DH: Elliott and Tom Ryan and Mike Wallace went out there. Ideally they wanted to try and buy Empire Makers, by a yearling with the top American pedigree on the bottom. But really at that time Heart's Cry really wasn't the one, Deep Impact was the one. It was really difficult to buy the Deep Impacts. I remember Elliott sent me a video and said the horse I really want to buy is the Heart's Cry colt. What led them to him was his demeanor and his attitude. I think what he was seeing was that Halo, that Sunday Silence determination. Elliott told me this horse has a huge presence about him, and obviously Tom and Michael were totally on board and they paid $730,000 for him; to buy a Heart's Cry to bring to America was quite a leap of faith. I think they really believed in the horse when they bought them and it's panned out really well.

TDN: And now, you said at that time Heart's Cry wasn't the one, but obviously he's had the Horse of the Year over there this year (Lys Gracieux {Jpn}) and then last week, Yoshida's own three-quarter sister won a stakes.

DH: Now that Deep Impact has died, Heart's Cry has really stepped up. Again, when you talk about the brilliance of More Than Ready, Catholic Boy wins the Travers on the dirt, these horses just step up and do really cool things. Heart's Cry has shown the same. Lys Gracieux won the Cox Plate.

TDN: I think the last thing that we have to talk about is just the horse's conformation. Can you just tell us what he looks like?
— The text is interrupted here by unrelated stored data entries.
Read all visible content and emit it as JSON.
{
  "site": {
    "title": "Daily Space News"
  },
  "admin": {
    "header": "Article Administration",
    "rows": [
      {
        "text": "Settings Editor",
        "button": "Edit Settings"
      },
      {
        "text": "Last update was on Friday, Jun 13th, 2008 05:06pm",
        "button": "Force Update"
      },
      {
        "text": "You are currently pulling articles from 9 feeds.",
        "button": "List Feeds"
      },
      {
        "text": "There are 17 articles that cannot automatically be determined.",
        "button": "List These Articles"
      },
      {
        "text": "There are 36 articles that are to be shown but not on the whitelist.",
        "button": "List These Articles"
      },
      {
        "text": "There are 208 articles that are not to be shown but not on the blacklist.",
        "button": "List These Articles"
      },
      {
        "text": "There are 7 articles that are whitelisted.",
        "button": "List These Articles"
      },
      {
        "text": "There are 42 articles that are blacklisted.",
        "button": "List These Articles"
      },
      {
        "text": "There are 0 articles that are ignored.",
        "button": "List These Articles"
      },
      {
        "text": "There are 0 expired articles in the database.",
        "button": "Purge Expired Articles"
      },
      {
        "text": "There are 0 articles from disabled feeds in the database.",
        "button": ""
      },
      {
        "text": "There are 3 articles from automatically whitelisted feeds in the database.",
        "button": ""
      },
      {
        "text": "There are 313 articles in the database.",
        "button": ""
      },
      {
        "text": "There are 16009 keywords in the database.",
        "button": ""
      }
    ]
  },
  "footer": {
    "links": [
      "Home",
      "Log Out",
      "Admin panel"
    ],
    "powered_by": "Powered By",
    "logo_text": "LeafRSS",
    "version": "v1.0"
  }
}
DH: He's a really solid horse. Very, very correct, very sound limbed, has a lot of substance, very, very good mover. But the thing about him is he's got a steely tough mentality. Sunday Silence obviously was a tough character and I think that sire line have got that in them, that fight in them, that determination. And that's magic. Good stallions have something different. You talk about Galileo, they just want to train hard. They want to run hard. I think you probably can say the same thing about Sunday Silence and Halo and that's why he was one of the breed shaping sires in the world over the last 10 years.